What is new in Linux 3.0 

Linus Torvalds, the Lead Developer on the Linux from the Linux Foundation write in a message about the new version and what is coming in this version. 

In a response on the mailing group, Linus wrote, that there may not be anything new in Linux 3.0. 

From his message: 

So what are the big changes?

NOTHING. Absolutely nothing. Sure, we have the usual two thirds driver changes, and a lot of random fixes, but the point is that 3.0 is *just* about renumbering, we are very much *not* doing a KDE-4 or a Gnome-3 here. No breakage, no special scary new features, nothing at all like that. We've been doing time-based releases for many years
now, this is in no way about features. If you want an excuse for the renumbering, you really should look at the time-based one ("20 years") instead.

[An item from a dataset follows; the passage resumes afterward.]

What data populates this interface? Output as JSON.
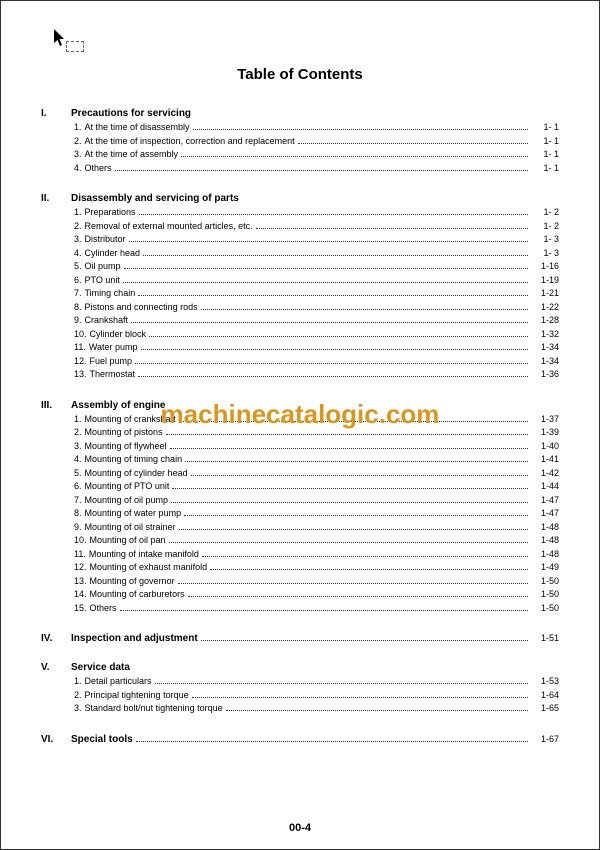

Alright, jokes aside, Linux 3.0 does have some new features including Btrfs data scrubbing and automatic defragmentation, XEN Dom0 support, unprivileged ICMP_ECHO, wake on WLAN, Berkeley Packet Filter JIT filtering, a memcached-like system for the page cache, a sendmmsg() syscall that batches sendmsg() calls and setns(), a syscall that allows better handling of light virtualization systems such as containers. New hardware support has been added: for example, Microsoft Kinect, AMD Llano Fusion APUs, Intel iwlwifi 105 and 135, Intel C600 serial-attached-scsi controller, Ralink RT5370 USB, several Realtek RTL81xx devices or the Apple iSight webcam. Many other drivers and small improvements have been added.